By Marshall Connolly (Catholic Online)
November 6th, 2012
Catholic Online (

Scientists are puzzling over the sun and why its activity is low when it should be much higher. Despite the predictions of an active sun for 2012 and 2013, the sun is quite pacific leaving scientists to wonder over what appears to be the sun's quietest period over the last century.

LOS ANGELES, CA (Catholic Online) - It is an established fact that the sun has cycles. Every 11 years, the sun completes a cycle of activity, becoming alternatively active, then quiet during that span. Right now, the sun should be active, but it isn't. It's nearly as quiet as it is during its minimum, which has scientists scratching their heads. 

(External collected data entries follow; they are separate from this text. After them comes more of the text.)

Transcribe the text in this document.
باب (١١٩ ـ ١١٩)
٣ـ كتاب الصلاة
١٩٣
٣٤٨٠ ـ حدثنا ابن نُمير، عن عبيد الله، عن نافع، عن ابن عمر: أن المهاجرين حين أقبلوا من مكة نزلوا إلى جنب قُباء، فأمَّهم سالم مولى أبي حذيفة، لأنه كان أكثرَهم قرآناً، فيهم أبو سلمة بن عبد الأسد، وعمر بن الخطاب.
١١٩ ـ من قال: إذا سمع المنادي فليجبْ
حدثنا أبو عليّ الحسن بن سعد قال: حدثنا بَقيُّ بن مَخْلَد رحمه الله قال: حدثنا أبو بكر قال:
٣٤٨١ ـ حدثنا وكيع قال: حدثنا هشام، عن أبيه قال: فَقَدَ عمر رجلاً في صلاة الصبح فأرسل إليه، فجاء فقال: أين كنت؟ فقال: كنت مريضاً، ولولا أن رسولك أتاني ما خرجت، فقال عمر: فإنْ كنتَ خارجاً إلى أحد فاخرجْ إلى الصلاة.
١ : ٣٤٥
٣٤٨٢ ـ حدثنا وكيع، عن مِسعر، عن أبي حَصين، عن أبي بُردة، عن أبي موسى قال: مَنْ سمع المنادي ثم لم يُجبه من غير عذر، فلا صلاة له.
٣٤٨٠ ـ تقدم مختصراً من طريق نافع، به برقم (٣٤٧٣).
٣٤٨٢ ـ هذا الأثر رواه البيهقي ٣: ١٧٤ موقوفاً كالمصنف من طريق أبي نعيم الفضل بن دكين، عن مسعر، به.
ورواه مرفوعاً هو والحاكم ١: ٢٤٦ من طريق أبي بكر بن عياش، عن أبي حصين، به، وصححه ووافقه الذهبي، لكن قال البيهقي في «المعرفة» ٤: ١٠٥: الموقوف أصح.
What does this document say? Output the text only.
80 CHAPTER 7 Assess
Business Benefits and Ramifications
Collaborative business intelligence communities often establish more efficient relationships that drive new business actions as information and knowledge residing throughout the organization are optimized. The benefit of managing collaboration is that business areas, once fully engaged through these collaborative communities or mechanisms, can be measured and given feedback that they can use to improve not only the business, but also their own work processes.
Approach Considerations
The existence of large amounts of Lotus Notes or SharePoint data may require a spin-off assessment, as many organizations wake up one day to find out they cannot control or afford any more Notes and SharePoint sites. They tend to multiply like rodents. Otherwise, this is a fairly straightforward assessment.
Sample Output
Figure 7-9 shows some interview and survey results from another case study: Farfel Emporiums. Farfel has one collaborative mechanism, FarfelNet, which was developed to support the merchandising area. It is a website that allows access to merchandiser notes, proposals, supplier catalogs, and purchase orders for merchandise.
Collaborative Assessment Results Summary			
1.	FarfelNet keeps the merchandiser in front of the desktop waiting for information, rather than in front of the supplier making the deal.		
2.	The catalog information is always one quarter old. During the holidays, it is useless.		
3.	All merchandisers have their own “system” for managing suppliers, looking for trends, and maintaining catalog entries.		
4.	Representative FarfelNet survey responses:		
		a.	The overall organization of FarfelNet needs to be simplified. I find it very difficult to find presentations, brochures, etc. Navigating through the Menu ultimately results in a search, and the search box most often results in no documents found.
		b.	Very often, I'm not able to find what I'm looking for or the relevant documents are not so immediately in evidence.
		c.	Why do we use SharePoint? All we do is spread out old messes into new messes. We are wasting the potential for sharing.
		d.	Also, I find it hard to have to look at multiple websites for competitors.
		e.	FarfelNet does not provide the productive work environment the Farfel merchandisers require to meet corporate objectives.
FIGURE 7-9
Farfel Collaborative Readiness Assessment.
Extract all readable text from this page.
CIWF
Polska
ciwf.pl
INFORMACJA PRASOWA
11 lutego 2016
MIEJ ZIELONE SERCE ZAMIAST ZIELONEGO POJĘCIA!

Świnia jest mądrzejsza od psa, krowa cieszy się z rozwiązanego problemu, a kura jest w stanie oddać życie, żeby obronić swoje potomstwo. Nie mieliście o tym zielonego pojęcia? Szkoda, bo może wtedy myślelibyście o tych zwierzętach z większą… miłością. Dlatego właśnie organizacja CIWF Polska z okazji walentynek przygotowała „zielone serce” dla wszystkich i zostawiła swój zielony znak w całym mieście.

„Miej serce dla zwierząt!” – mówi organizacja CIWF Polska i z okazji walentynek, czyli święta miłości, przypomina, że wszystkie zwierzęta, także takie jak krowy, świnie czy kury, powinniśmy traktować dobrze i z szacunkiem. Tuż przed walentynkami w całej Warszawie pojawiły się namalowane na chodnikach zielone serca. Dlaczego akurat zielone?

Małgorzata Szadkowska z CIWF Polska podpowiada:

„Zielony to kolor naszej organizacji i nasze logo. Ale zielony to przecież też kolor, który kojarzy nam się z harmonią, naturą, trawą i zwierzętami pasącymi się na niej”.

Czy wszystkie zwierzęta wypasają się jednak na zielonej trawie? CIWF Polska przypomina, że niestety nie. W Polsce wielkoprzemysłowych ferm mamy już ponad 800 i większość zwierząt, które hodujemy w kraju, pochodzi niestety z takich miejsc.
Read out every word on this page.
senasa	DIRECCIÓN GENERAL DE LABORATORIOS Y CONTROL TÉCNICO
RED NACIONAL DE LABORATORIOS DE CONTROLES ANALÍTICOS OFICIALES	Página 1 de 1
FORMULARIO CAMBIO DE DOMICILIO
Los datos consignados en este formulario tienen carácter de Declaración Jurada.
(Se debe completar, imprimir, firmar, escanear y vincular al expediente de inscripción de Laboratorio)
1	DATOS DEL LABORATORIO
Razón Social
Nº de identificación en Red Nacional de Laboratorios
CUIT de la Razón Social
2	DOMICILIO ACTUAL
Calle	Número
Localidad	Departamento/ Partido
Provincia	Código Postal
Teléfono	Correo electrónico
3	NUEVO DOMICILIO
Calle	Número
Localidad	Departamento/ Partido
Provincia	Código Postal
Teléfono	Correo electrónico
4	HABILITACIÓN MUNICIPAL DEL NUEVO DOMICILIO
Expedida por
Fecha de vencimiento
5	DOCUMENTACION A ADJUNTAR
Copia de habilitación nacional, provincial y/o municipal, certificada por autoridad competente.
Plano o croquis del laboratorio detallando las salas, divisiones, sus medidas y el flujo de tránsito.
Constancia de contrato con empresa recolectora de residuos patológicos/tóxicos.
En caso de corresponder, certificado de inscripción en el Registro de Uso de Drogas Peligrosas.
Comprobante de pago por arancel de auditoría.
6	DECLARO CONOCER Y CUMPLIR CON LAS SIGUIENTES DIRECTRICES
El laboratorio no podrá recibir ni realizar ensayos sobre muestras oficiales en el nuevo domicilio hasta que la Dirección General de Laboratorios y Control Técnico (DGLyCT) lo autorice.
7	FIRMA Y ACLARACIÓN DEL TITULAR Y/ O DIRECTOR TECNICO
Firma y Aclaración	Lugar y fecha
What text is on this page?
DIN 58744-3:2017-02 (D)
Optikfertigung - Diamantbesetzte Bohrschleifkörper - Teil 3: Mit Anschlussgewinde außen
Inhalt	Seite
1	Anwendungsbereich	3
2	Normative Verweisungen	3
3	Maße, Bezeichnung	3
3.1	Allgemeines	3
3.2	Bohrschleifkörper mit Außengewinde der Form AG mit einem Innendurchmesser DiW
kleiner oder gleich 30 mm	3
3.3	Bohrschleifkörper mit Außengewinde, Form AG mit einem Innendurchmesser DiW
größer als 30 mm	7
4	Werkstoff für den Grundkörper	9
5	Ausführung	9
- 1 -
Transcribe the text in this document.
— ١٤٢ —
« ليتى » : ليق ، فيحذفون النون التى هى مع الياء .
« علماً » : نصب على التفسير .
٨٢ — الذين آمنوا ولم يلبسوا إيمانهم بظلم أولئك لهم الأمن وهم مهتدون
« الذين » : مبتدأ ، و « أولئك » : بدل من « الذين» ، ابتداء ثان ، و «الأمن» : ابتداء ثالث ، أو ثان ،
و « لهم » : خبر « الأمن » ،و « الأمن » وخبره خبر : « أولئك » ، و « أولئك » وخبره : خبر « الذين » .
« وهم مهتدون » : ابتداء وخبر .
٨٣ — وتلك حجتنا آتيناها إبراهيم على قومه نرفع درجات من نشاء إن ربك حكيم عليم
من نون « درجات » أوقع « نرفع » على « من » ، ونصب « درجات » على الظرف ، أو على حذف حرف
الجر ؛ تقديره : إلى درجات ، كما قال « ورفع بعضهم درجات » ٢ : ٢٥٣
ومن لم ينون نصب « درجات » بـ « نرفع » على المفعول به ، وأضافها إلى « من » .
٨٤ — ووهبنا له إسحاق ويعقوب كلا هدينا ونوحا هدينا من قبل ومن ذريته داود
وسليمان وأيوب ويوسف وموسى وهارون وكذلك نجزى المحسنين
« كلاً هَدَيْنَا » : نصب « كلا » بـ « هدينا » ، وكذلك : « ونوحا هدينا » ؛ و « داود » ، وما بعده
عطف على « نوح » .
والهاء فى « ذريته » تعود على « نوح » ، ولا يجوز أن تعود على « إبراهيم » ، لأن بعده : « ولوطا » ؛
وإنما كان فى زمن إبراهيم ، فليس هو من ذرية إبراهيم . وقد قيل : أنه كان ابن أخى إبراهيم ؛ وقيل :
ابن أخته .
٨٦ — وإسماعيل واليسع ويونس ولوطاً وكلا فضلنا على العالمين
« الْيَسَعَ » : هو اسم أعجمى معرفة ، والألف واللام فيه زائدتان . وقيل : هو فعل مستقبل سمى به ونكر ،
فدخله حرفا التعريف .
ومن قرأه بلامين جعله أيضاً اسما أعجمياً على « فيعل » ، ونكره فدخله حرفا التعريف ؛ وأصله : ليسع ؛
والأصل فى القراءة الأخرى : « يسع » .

Solar activity can only be generally predicted and has fluctuated considerably in the past. Solar minimums, represented by weak activity are generally correlated with cold periods in Earth's history. The "Little Ice Age" that lasted somewhere between 1550 and 1850, saw temperatures well below average normals and has been correlated to a decline in solar output. That period of solar decline is known to scientists as the "Maunder Minimum." 

The Little Ice Age was typified by unpredictable weather and colder summers in northern Europe. The region was beset with sporadic famines. Glaciers crept down from mountains and consumer farms and villages, while lakes and ponds froze over across Europe so that people could skate on them. 

 The current level of solar activity is still well above Maunder Minimum levels, but it could portend the start of a general decline. Such a decline could affect Earth's climate for several centuries. 

Scientists have several ways of measuring solar activity, but one easy way is to count the number of sunspots on the solar disk. Currently, there are less than 50 identified and recognized sunspots on the solar disk, which means activity is very low. 

Sunspots are dark areas on the sun's surface which appear black to observers on Earth. Sunspost are not actually black, but they appear that way because they are cooler and less luminous than the surrounding surface of the sun. Sunspots are created when the suns magnetic field becomes twisted and distorted in places as a result of high internal activity. 

Periods of high activity are typified by an increase in the number and size of sunspots, which can release solar flares and coronal mass ejections (CME). These events are eruptions on the solar surface which throw incredible quantities of solar material out into space. Many solar flares are much larger than planet Earth itself. 

Fortunately, the sun is so far away that solar flares cannot endanger the Earth. However, coronal mass ejections, which occur when a flare shoots a pulse of charged particles into space, can affect the planet. 

If Earth is in the path of a CME, people who live in far northern and southern latitudes can see the northern or southern lights in the night sky. These colorful displays known as auroras, are caused when the sun's charged particles strike gas molecules in the upper atmosphere. They pose no threat to humans. 

However, in the rarest cases, the electrical charge of these particles can cause power fluctuations on the ground. At least one such event caused a blackout across much of Canada in the 1980s. Today, these events can be predicted and prepared for to prevent disruptions. 

During the solar minimum, these events simply do not occur. So while solar minimum means auroras become rare, it may also mean cooler temperatures for the planet. 

Scientists still do not fully understand the processes involved, so they cannot make any firm predictions. Although the sun is quiet just now, it could erupt with activity in the days to come. There is simply no way to forecast what will happen next. 

However, if the sun remains quiet, it'll be bad news for fans of the northern lights, and puzzling news for scientists who predicted  this would be an active year for the sun.